When two parties are in a dispute this causes uncertainty which increases with the number of stakeholders involved. When an unlisted company negotiates with its supplier, which is also unlisted, to squeeze out better terms, the immediate impact is negligible. When both companies are listed on a stock exchange the supplier’s share price may decline because of concern about losing a client and the client’s share price may go down if the supplier has a lot of negotiation power.

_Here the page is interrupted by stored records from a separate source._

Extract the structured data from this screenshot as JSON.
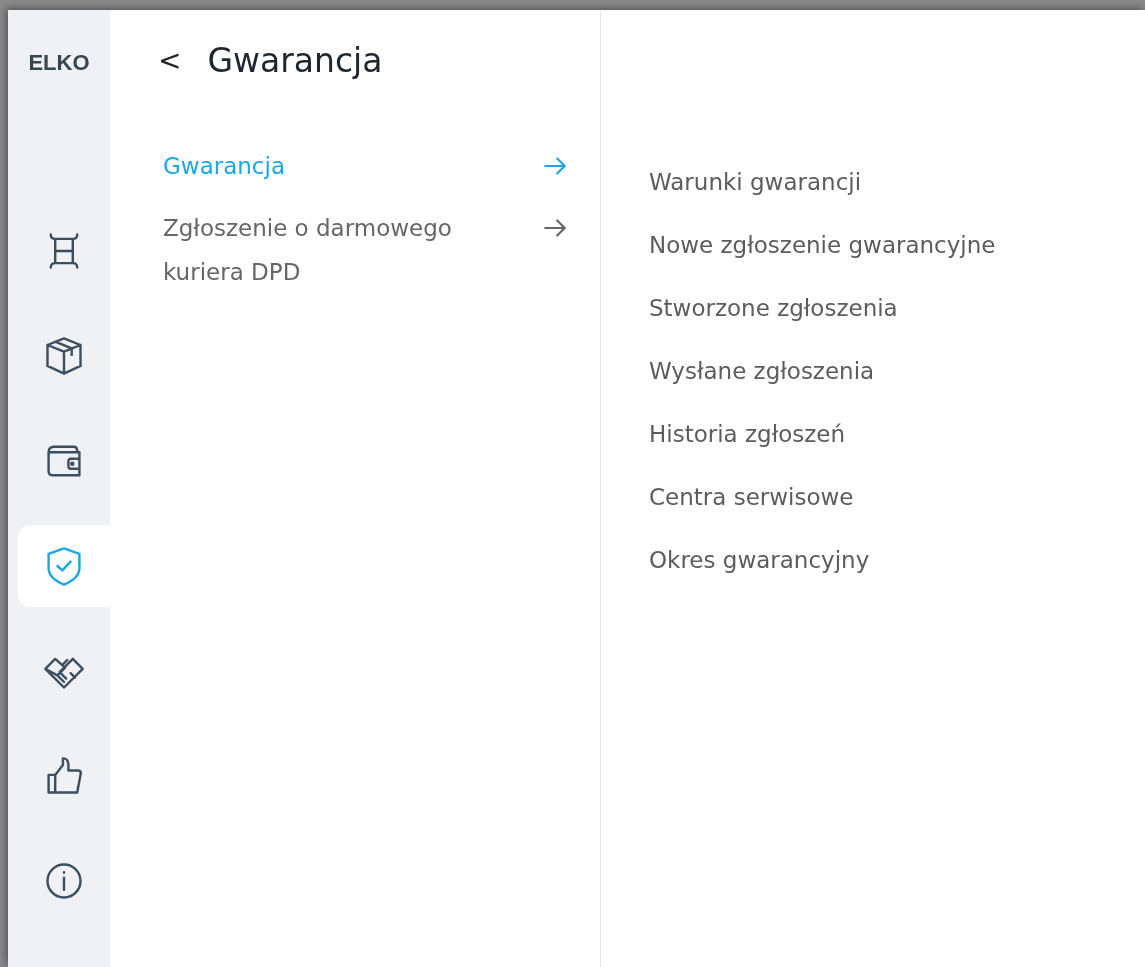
{
  "logo": "ELKO",
  "sidebar": {
    "items": [
      {
        "kind": "shelf",
        "selected": false
      },
      {
        "kind": "box",
        "selected": false
      },
      {
        "kind": "wallet",
        "selected": false
      },
      {
        "kind": "shield",
        "selected": true
      },
      {
        "kind": "handshake",
        "selected": false
      },
      {
        "kind": "thumb",
        "selected": false
      },
      {
        "kind": "info",
        "selected": false
      }
    ]
  },
  "header": {
    "back": "<",
    "title": "Gwarancja"
  },
  "menu": [
    {
      "label": "Gwarancja",
      "selected": true
    },
    {
      "label": "Zgłoszenie o darmowego kuriera DPD",
      "selected": false
    }
  ],
  "submenu": [
    "Warunki gwarancji",
    "Nowe zgłoszenie gwarancyjne",
    "Stworzone zgłoszenia",
    "Wysłane zgłoszenia",
    "Historia zgłoszeń",
    "Centra serwisowe",
    "Okres gwarancyjny"
  ]
}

Tariff disputes between countries involve a huge number of stakeholders, in particular in a world of very complex global value chains: negotiations may be bilateral but the reality is that production chains are global. In such an environment, ever increasing uncertainty acts as a headwind. The World Bank is sounding the alarm bell on this in its latest Global Economic Prospects, quite aptly titled “The turning of the tide?”. It shows how an increase in economic policy uncertainty in the US weighs on growth in developed economies but even more so in developing economies. At this juncture, policy uncertainty is caused by trade war fears. Developing economies are particularly exposed because of their role in global value chains and because a lot of them are commodity exporters. To the extent that uncertainty clouds the growth outlook commodity prices may decline thereby hitting the exporting countries.

PMI manufacturing
To complicate matters, trade-related uncertainty is not only driven by not knowing the outcome nor its timing but also by the sheer complexity and, to the outsider, the opacity, which follows from the global interconnectedness of production. From a macro perspective, certain indicators are useful when gauging the impact of tariff uncertainty and tariff measures: growth of international trade, import prices, domestic inflation for certain product groups. Sentiment indicators are important as well: when tariffs are raised input prices increase in the importing country and order books suffer in the exporting country. The chart shows that since the start of the year, the assessment of export orders has deteriorated in a majority of countries, but this can be driven by a global cooling of growth momentum, rather than by protectionist fears, all the more so considering that sentiment on input prices has also weakened in many countries.